Berner Forscher entdecken Gen für Haarwuchs
Durchbruch in der Genetik: Ein internationales Forscherteam unter Federführung der Berner Cord Drögemüller und Tosso Leeb hat die Mutation gefunden, die zur Haarlosigkeit bei Nackthunden führt. Da auch der Mensch dieses Gen besitzt, könnte die Entdeckung eine Grundlage für eine künftige Therapie von Haarausfall sein.
Nur dank neuester Technologie haben die Berner Genetiker das Gen
entdeckt, das den Haar- und Zahnwuchs steuert. Sie haben sozusagen die
Nadel im Heuhaufen gefunden: «Die gesamte Erbsubstanz beim Hund ist in
rund drei Milliarden Grundbausteinen, so genannten Basenpaaren, auf den
Chromosomen enthalten», erklärt Tosso Leeb vom Institut für Genetik der
Vetsuisse-Fakultät der Universität Bern. Um diese Unmenge an Daten zu
durchforsten und DNS-Abschnitte von verschiedenen Nackthunden auf
Übereinstimmung zu prüfen, bedarf es ausgeklügelter Labortechniken. In
einem einzigen DNS-Chip-Experiment war es dem Genetik-Team möglich,
viele tausend variable DNS-Stellen im Hundegenom gleichzeitig zu
untersuchen. «Früher hätten solche Studien Jahre gedauert», so Leeb.

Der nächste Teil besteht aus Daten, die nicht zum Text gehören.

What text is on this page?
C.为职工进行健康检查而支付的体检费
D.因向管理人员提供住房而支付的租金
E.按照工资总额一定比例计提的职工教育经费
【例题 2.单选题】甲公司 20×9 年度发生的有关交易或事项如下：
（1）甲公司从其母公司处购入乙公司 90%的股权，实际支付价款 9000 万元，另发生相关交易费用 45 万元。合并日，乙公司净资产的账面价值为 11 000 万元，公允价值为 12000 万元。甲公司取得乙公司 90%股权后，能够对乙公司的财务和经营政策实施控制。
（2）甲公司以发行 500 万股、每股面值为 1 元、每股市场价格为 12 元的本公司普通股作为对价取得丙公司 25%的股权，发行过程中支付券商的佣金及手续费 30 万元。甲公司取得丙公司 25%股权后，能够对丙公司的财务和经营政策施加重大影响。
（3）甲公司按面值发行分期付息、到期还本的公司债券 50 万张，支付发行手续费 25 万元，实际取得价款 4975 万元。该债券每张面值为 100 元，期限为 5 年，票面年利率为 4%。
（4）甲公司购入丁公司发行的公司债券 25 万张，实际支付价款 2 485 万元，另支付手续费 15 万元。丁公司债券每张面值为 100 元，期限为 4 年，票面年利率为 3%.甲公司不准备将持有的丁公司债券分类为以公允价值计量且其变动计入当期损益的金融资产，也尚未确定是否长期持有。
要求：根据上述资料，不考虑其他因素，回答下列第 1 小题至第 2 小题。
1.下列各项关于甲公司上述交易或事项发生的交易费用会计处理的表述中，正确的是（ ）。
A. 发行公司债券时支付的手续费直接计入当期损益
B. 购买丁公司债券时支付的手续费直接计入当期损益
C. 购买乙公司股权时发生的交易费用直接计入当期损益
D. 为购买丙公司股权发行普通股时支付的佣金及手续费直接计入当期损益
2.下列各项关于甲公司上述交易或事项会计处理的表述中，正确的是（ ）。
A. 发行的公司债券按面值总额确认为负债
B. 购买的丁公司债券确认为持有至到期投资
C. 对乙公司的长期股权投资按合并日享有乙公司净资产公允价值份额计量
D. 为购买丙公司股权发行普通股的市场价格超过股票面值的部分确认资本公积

Die Resultate des Forscherteams werden am Freitag, 12. September im
Wissenschaftsmagazin «Science» publiziert. Die Entdeckung verdeutlicht
einmal mehr, dass die enorme Vielfalt von Rassehunden grundlegende
Entdeckungen in der biomedizinischen Forschung ermöglicht.
Gen seit über 1000 Generationen unverändert
Die Berner Forscher konnten bei ihrer Suche schliesslich einen
DNS-Abschnitt eingrenzen, der bei den untersuchten Nackthunden immer
gleich war. Rund 100’000 Basenpaare auf Chromosom 17 hatten stets eine
identische Abfolge. Ein Vergleich dieses DNS-Abschnitts von nackten und
behaarten Hunden brachte schliesslich bei den nackten Tieren eine
Mutation zutage, die gemäss Leeb auf ein einziges Gründertier
zurückgehen muss. Damit war das Gen mit dem Namen «FOXI3» entdeckt.
Nackthunde gibt es schon seit mindestens 3700 Jahren und vermutlich
gehen die heutigen Rassen, wie zum Beispiel chinesische Schopfhunde,
alle auf den mexikanischen Nackthund (Xoloitzcuintle) zurück. Der
Xoloitzcuintle wurde von den Azteken als heiliger Hund verehrt, und die
ältesten Statuen von Nackthunden wurden auf 1700 v. Chr. datiert. Auch
dem berühmten Biologen Carl von Linné fielen die Nackthunde auf. Er hat
sie im Jahre 1758 in seinem Werk über die Systematik der Arten als Canis aegyptius beschrieben.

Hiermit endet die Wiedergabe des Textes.